L’apostolo è stato eletto e chiamato ad essere schiavo di Dio, e proprio per questo, suo amico. Gesù infatti non chiama più servi i suoi discepoli, ma amici, perché confida loro tutto, sino al dono estremo della sua vita. Non vi è amore più grande di questo. La radicalità dell’amore genera altrettanta radicalità. La primogenitura di questa amicizia, la vocazione ad essere astri nel mondo corrotto, è la cosa vera che contiene quella più piccola, il granello di senapa destinato a divenire un albero sui cui rami riposeranno le Nazioni. La nostra vita, come e unita a quella di Cristo, ci è data per essere seminata. Essa non ci appartiene, è ricchezza altrui; la nostra ricchezza invece è Cristo, la Verità che dà senso e sapore a tutto.

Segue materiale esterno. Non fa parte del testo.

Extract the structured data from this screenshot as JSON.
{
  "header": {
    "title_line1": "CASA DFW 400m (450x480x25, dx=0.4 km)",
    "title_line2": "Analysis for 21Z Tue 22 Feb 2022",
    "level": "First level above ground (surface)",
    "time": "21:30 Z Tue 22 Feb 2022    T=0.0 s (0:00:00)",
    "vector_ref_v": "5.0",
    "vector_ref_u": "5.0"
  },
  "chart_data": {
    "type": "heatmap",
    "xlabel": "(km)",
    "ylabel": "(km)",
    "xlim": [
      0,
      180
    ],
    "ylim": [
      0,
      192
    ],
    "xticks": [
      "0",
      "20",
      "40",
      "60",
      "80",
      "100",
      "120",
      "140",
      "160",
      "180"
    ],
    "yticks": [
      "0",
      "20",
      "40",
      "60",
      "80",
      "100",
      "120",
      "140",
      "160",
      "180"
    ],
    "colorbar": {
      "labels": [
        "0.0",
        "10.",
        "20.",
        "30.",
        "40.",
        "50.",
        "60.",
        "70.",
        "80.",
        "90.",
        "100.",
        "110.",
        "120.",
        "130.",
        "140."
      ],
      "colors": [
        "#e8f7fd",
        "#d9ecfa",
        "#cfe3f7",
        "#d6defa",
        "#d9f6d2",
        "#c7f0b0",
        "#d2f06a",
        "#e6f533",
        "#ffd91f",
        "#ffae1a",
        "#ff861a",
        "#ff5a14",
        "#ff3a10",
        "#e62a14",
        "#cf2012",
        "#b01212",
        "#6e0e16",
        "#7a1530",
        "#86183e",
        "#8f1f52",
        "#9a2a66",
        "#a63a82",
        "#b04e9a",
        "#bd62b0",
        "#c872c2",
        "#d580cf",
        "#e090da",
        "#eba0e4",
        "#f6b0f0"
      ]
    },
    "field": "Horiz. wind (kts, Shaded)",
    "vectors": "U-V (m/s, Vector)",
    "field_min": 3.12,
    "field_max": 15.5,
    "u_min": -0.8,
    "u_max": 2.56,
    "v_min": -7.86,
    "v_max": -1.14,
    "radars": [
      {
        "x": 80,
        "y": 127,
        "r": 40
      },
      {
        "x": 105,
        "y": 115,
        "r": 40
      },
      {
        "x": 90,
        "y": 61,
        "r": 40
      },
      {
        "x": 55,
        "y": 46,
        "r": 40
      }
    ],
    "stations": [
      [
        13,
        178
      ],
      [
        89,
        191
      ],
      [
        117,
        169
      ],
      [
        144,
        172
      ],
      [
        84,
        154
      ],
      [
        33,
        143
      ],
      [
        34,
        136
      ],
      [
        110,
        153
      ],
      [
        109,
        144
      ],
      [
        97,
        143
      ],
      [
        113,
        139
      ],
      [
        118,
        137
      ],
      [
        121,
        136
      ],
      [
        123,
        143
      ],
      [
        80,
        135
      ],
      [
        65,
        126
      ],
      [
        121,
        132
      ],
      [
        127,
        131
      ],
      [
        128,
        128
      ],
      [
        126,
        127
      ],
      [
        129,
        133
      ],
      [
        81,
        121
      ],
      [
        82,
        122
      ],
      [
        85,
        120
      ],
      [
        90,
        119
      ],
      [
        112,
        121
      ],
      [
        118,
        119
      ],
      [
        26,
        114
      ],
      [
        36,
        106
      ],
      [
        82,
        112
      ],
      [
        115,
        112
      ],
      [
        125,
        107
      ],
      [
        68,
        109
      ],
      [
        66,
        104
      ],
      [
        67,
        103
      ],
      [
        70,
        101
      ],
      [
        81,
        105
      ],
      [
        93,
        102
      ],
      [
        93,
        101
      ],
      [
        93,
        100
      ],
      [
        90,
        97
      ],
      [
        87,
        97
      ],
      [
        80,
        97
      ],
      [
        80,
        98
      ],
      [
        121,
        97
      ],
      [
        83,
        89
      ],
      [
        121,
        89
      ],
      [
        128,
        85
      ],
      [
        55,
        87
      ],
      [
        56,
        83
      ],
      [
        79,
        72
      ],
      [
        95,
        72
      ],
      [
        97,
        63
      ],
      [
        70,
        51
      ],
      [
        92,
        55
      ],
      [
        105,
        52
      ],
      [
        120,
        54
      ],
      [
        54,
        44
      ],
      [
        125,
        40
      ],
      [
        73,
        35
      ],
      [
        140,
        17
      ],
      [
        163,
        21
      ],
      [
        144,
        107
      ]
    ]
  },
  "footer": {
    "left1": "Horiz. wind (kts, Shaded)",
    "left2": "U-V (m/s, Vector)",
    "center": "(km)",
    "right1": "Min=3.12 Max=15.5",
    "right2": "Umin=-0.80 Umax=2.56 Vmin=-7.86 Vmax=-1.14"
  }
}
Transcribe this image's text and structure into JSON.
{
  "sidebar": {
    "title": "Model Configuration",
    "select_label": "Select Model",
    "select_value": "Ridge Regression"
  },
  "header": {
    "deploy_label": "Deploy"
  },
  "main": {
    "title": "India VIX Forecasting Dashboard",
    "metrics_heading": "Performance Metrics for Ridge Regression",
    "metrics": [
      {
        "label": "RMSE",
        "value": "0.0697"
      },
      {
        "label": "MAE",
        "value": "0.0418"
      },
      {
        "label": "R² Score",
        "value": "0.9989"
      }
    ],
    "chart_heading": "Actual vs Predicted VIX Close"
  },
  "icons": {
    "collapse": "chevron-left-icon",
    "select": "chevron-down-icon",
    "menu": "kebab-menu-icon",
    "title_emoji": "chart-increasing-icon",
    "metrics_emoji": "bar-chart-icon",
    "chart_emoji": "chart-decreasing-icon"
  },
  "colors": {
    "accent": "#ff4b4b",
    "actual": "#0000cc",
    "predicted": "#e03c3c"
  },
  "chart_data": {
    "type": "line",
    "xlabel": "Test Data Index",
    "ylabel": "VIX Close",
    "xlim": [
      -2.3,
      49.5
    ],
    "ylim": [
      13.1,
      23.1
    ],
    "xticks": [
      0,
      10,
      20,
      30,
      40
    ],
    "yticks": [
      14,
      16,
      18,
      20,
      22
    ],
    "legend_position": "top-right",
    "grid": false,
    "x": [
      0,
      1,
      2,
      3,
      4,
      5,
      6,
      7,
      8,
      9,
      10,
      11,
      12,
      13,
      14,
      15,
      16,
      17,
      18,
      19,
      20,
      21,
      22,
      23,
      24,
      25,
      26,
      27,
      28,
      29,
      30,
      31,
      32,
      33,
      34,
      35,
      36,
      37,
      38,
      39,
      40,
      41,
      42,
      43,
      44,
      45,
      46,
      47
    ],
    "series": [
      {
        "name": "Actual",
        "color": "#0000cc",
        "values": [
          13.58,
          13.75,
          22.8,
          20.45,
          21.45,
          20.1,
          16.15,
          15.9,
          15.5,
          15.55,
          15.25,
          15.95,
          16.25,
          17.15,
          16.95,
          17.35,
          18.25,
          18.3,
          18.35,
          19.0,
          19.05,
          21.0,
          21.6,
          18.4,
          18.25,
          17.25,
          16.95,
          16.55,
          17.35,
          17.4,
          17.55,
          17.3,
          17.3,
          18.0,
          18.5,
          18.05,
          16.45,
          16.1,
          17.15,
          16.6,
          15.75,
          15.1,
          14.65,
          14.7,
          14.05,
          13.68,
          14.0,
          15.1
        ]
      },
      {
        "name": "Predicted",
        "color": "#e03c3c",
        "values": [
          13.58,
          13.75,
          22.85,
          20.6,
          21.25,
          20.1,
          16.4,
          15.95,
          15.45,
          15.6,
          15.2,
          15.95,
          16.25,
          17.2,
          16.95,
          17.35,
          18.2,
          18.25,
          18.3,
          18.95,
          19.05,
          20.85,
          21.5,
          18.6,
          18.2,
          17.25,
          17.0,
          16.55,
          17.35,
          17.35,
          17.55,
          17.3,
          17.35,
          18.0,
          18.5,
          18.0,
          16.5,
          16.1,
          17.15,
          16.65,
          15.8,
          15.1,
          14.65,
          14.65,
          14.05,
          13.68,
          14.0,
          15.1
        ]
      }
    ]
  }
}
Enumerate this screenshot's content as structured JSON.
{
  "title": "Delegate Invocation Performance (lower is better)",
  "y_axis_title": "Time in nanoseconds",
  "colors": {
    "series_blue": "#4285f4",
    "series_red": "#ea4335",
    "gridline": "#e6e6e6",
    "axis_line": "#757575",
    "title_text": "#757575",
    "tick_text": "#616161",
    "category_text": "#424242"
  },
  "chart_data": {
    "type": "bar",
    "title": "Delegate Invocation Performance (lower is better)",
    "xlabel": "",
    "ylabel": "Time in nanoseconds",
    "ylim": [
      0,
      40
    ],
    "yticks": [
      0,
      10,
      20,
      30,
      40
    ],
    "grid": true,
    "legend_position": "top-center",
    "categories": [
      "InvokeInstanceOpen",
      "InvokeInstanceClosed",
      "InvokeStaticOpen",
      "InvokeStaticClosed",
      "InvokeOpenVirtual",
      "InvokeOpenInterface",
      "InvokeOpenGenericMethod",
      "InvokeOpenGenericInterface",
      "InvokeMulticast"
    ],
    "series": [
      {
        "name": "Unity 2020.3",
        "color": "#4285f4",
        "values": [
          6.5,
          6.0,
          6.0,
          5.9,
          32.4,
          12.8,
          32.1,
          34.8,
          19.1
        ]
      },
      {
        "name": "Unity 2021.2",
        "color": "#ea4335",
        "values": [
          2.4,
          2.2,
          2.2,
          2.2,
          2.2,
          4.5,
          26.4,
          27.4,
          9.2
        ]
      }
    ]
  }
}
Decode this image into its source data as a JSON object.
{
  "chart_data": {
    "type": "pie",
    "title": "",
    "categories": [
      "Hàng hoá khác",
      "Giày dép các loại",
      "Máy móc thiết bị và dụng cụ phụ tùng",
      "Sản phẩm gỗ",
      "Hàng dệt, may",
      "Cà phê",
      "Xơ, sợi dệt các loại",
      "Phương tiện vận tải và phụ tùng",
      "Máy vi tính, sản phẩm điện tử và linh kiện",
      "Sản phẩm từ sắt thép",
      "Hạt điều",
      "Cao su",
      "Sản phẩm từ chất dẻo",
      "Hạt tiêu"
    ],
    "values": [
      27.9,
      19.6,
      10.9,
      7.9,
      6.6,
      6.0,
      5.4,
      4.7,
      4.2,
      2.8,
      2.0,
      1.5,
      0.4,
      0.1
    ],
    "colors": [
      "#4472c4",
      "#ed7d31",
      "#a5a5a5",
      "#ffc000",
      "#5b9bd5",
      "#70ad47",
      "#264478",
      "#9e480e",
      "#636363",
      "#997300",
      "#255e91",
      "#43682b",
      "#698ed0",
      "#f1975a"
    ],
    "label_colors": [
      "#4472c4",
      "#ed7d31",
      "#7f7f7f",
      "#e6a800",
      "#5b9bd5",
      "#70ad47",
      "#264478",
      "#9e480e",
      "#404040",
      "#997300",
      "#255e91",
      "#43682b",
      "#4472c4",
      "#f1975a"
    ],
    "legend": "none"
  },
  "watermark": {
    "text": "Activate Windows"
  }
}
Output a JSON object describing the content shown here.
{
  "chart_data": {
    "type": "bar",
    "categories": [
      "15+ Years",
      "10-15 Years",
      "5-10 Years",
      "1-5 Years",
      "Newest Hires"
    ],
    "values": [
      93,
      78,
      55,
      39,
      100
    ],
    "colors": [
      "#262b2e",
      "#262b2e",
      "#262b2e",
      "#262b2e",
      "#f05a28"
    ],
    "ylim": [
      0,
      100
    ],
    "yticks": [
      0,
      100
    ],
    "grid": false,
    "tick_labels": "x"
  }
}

Per questo il Signore dice che, se saremo fedeli nel dono, ci sarà data la ricchezza che è già nostra: il Destino celeste ci appartiene già, e questa è la chiave del Vangelo di oggi. Possiamo essere fedeli, possiamo compiere la missione facendoci amici per il Cielo, possiamo affezionarci a Cristo, perché Lui è già oggi in noi, siamo suoi, ed Egli ci appartiene. “«Il mio amato è mio e io sono sua. Io sono del mio amato e il mio amato è mio» (Ct. 2,16; 6,3). Come l’amministratore disonesto possiamo allora disporre dei suoi beni, della vita che ci è affidata, per donarla e ritrovarla per l’eternità. Le sue viscere ci rinnovano e ci fanno figli fedeli in ogni istante, in ogni pensiero e parola; Egli ci fa fedeli fino al martirio di una consegna totale, amore a Dio ed odio, sincero, al mondo.
Gesù, lo so bene, l’amore si paga soltanto con l’amore, perciò ho cercato, ho trovato sollievo rendendoti amore per amore. «Usate le ricchezze che rendono ingiusti, per farvi degli amici i quali vi ricevano nei tabernacoli eterni». Ecco, Signore, il consiglio che tu dai ai tuoi discepoli dopo aver detto loro che «i figli delle tenebre sono più abili nelle loro faccende che i figli della luce». Figlia della luce, ho capito che i miei desideri di esser tutto, di far mie tutte le vocazioni, sono ricchezze che potrebbero rendermi ingiusta, allora le ho usate per farmi degli amici.
Santa Teresina di Lisieux, Storia di un’anima.